Петров уставился на потолок.
Провода на потолке были свежими, шли по роликам ровно, как троллейбусная линия. Лампы в фарфоровых чашках чистые. И никакой паутины.
"Может, тягу проверить" - подумал Петров. Встал и проверил.
А когда снова садился, показалось ему, что быки на стене сместились, повернули рога к нему. Петров прищурился, расслабил члены, и саванна знойнодышащая легла ему под ноги. Он даже запах почувствовал - полынь и сбродившие соки трав. И хрип быков услыхал.
- Куда живописец отбыл? - спросил Петров.
- Туда и отбыл, куда ты сейчас смотришь. Вот он. - Кочегар ткнул пальцем в гибкую черную фигурку с копьем. - Видишь, на нем галстук. Сева всегда галстук на голое тело надевал. Стоит, бывало, перед стеной в таком виде и кисточку галстуком вытирает. - Кочегар уставился на Петрова пристальными глазами. - А ты что подумал?
- Мало ли - художники норовят заниматься абстракциями...
- Эх, Петров, Петров. Робкий ты, Петров, неуверенный в себе. Узкий ты. А надобно смотреть шире.
- Нарываешься, Кочегар, - сказал Петров.
- Так я же насчет Севы и этой росписи. Сева считал, что живопись, как таковую, породила стена. Пока человек жил на ветке, никакой живописи не было. Она ему была не нужна. Куда ни повернется, всюду пейзажи, ландшафты, виды земли плодородной. И куда хочешь можно уйти. Но как только человек забился в пещеру, стало ему тоскливо, стены начали на него давить. Голова и сердце несчастного дикаря заболели. И тогда пришел Гений. И нарисовал на стене быков. И стена в этом месте исчезла. Дикари, конечно, его убили. За гениев у дикарей никто ответственности не нес. Понял, Петров? Хочешь туда? Если хочешь, устрою. Там тепло. Бананов навалом. И девки там тугие, как мячики.
- Не, - сказал Петров. - Я спать хочу. - И лег на скамейку.
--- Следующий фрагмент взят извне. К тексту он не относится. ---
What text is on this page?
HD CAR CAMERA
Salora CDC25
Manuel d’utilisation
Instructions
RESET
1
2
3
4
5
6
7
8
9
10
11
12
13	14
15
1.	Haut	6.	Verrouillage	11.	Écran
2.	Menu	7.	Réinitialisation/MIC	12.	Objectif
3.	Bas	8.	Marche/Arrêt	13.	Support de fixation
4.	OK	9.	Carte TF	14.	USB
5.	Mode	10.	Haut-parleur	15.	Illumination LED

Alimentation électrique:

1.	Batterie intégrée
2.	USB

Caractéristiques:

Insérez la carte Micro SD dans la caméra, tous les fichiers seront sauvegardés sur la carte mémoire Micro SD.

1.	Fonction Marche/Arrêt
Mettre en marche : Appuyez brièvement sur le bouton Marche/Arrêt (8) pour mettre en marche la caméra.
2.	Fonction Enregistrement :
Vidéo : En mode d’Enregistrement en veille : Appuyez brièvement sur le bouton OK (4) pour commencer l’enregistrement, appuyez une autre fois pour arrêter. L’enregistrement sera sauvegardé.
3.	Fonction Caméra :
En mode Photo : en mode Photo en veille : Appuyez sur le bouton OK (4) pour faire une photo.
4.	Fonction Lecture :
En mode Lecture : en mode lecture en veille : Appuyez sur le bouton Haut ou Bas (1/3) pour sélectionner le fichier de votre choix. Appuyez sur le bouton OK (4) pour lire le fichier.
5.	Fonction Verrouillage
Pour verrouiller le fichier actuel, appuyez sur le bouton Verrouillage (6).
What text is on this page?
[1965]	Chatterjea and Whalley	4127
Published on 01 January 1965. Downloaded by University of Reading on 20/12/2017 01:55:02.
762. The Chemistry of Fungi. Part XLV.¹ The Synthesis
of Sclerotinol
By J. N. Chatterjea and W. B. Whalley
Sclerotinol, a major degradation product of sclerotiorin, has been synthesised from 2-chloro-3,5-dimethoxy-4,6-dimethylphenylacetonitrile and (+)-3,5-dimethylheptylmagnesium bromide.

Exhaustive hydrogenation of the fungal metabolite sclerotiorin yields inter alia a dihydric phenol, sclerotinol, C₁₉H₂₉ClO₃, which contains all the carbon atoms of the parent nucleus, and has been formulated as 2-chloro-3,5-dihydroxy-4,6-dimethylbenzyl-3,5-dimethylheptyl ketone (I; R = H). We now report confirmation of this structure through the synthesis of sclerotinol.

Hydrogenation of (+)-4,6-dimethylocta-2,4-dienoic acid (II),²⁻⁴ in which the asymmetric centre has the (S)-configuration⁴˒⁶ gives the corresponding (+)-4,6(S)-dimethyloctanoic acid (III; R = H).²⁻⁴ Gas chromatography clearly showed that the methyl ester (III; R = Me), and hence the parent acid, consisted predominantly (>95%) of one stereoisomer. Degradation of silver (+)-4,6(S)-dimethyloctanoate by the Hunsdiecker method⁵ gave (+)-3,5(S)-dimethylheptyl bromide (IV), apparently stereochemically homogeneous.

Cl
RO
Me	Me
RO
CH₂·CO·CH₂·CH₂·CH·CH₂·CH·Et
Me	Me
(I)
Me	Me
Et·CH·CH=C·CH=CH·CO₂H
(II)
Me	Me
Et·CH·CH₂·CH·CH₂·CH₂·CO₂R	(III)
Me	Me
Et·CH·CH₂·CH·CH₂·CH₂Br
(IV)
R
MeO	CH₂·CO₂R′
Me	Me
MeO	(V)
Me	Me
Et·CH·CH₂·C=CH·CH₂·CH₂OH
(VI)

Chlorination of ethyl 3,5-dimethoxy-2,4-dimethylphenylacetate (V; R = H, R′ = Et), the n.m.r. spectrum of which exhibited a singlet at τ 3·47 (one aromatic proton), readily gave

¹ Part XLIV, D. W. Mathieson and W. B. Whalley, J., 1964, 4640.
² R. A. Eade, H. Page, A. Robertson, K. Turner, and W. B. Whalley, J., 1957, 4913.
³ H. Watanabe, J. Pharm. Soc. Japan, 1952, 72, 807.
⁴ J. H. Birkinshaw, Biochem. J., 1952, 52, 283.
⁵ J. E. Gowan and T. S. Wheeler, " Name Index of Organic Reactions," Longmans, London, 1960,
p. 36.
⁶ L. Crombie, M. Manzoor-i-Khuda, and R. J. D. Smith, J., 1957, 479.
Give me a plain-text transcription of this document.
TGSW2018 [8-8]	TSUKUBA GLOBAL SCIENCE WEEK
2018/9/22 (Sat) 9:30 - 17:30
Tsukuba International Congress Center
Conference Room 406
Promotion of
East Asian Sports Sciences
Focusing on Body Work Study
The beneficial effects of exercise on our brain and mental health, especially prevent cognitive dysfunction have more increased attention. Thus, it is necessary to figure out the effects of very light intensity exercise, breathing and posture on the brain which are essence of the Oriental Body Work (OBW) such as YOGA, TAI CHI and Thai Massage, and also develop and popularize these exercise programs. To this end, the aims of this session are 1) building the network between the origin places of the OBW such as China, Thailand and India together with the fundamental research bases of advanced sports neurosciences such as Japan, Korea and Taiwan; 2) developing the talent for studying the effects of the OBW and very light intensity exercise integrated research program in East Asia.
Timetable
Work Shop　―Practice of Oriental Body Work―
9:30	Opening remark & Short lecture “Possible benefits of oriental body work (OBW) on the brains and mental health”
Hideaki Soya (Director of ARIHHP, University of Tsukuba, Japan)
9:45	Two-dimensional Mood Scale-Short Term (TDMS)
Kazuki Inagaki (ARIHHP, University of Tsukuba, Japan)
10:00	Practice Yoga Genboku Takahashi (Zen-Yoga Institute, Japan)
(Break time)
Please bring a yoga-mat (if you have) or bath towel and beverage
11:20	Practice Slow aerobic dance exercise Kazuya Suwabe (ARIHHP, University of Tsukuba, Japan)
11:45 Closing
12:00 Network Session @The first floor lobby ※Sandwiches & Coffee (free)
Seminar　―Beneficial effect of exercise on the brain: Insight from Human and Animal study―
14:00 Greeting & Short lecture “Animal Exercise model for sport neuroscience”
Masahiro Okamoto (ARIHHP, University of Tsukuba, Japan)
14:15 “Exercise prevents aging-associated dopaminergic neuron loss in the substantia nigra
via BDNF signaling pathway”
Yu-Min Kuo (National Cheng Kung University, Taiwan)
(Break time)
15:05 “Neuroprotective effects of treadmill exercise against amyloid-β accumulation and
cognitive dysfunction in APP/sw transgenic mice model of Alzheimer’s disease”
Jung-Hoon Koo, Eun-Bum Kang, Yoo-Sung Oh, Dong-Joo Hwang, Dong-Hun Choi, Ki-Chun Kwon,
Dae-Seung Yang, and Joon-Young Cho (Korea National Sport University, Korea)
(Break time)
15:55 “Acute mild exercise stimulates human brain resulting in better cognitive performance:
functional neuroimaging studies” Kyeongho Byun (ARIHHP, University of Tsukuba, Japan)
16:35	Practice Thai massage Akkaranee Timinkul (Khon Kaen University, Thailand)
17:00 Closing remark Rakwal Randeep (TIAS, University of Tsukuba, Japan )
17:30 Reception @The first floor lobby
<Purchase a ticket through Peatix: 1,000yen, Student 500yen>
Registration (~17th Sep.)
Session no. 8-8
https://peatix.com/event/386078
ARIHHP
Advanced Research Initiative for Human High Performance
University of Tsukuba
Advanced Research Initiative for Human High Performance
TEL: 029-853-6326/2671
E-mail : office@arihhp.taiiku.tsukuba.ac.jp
Птицы его души чирикали и пели, невзирая на сырые сумерки, на белую ночь, холодную и темную от низких туч.
В прихожей у Петрова, оклеенной пенопленом цвета какао, отчего казалось, будто находишься на теплоходе, на входной двери висела железная никелированная рука-зажим. Рука-зажим и ямочки на щеках были фамильной ценностью жены Петрова Софьи. Ямочки со временем преобразовались в сильные волевые складки. Руку время не тронуло. Пальцы у руки были длинные, плотно сжатые, с выпуклыми красиво очерченными ногтями.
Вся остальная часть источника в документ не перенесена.